Надсмотрщик не мог расслышать того, о чем шептались между собою бывший военачальник и женщина; но смиренный вид и манеры последней заставляли его предполагать, что это она погубила гордого господина. Ох эти женщины! Да и молодой парень в цепях! Взгляды, которые он устремлял на стройную женщину, были так пламенны, как будто они хотели прожечь насквозь закрывавшее ее лицо покрывало. Но терпение! Великий отец Аммон! Его кроты идут в школу, где они научатся скромности!

Тем временем женщина откинула свое покрывало. Как она хороша! Должно быть, тяжело расставаться с такой возлюбленной. И вот она плачет! Сердце грубого стража смягчилось, насколько это допускала его должность; но на старшего из двух узников он охотно бы поднял плеть: разве это не позор — иметь такую милую и стоять перед нею точно камень! Он сначала даже не протянул руки женщине, которая, очевидно, была к нему расположена, хотя он, страж, охотно позволил бы им и поцелуй, и объятие!

Или, может быть, эта женщина — жена воина, которая его обманула. Но нет, нет! С какой лаской и нежностью он теперь наклонился к ней! Так говорит отец со своим ребенком; но его крот слишком молод для того, чтобы иметь такую дочь. Загадка! Впрочем, страж не ломал головы в бесплодных догадках, так как во время пути было в его власти заставить говорить даже самого скрытного из преступников.

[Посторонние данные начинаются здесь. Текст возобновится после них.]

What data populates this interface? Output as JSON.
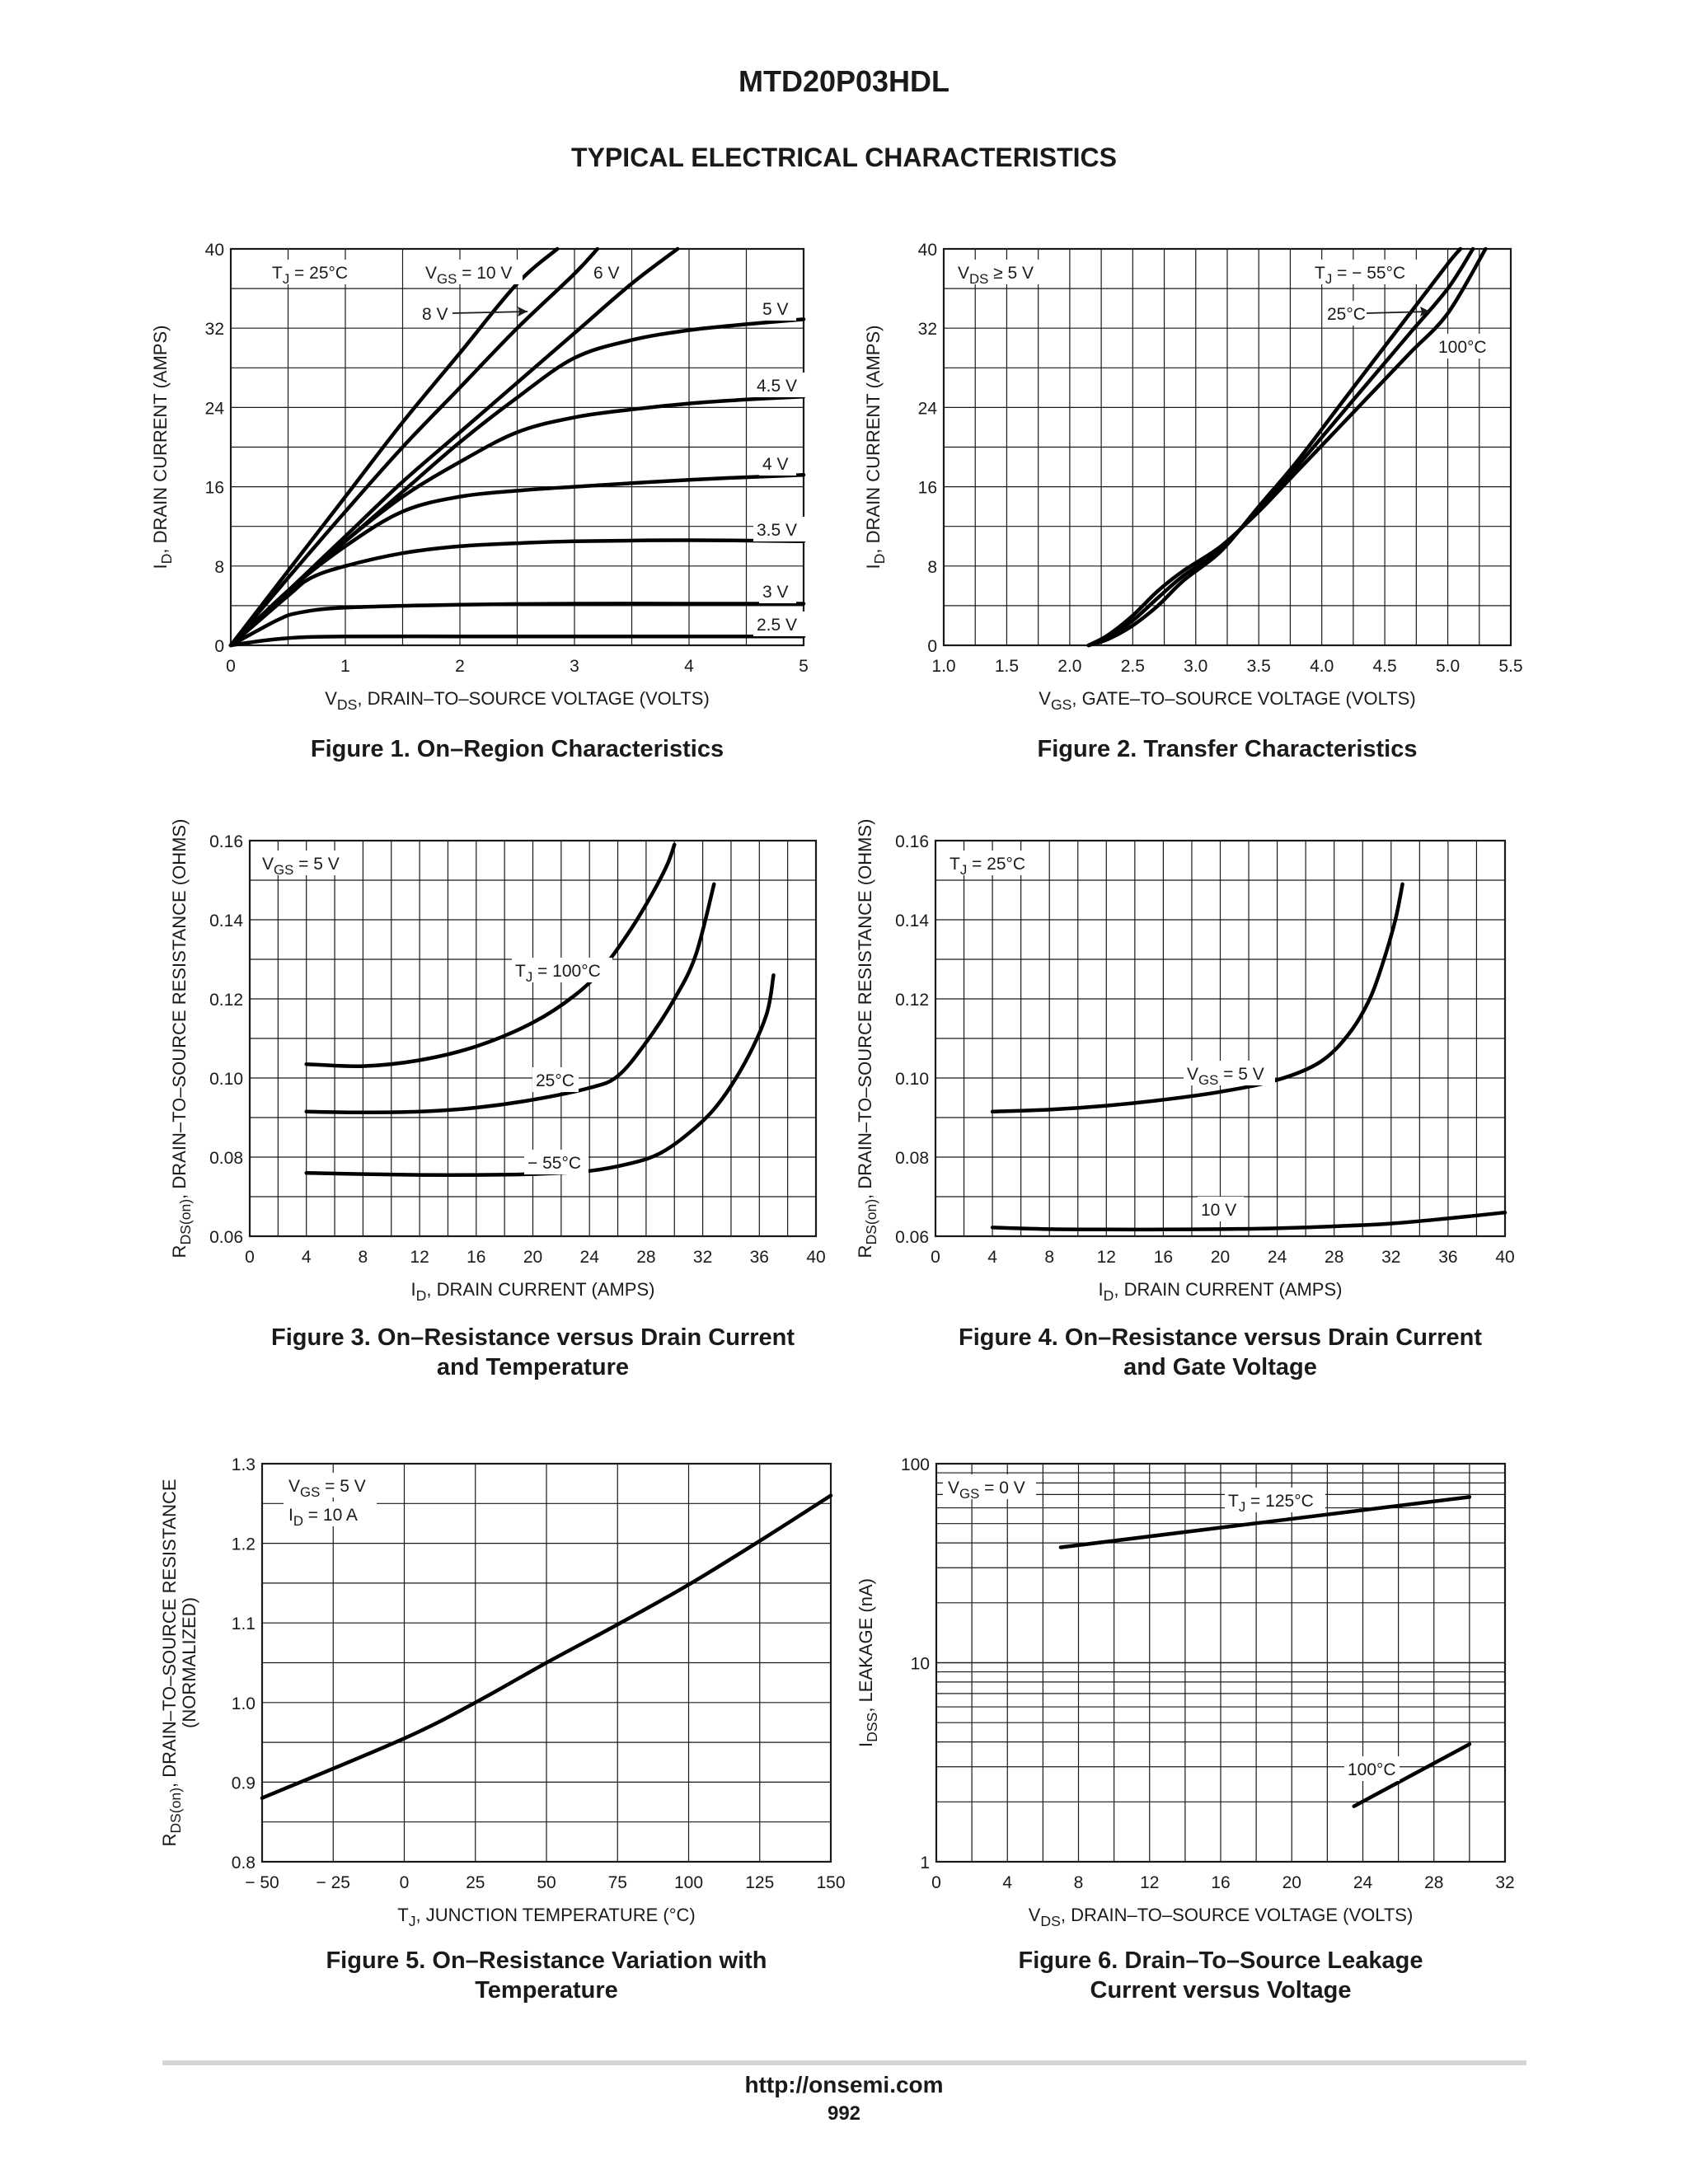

Не только какому-нибудь простому стражу, но и каждому представился бы вопрос: что вызвало знатную прекрасную женщину на дорогу при сером свете утра к обремененному цепями несчастливцу? Да и Казану ничто не побудило бы предпринять эту поездку, кроме мучительного страха, что человек, которого она любила, может быть, чувствует к ней презрение и проклинает ее, как гнусную предательницу. Его ожидала ужасная участь, и ее сильное, живое воображение представило ей Иосию в рудниках, истомленного, разбитого, увядшего и умирающего с проклятием на устах.

Вечером того дня, когда Эфраим, в припадке горячки, чуть не задохшийся от дорожной пыли, был принесен в ее дом, отец сообщил Казане, что в лице молодого еврея они имеют залог, который заставит Иосию вернуться в Танис и подчиниться желаниям пророка Бая. С ним, как ей известно, он вступил в тайный заговор. Далее отец сказал ей, что не только большие отличия и высокое звание, но и брачный союз с нею привяжет Иосию к египтянам и к тому делу, от которого он, Горнехт, ожидает величайших благ для себя, своего дома и страны.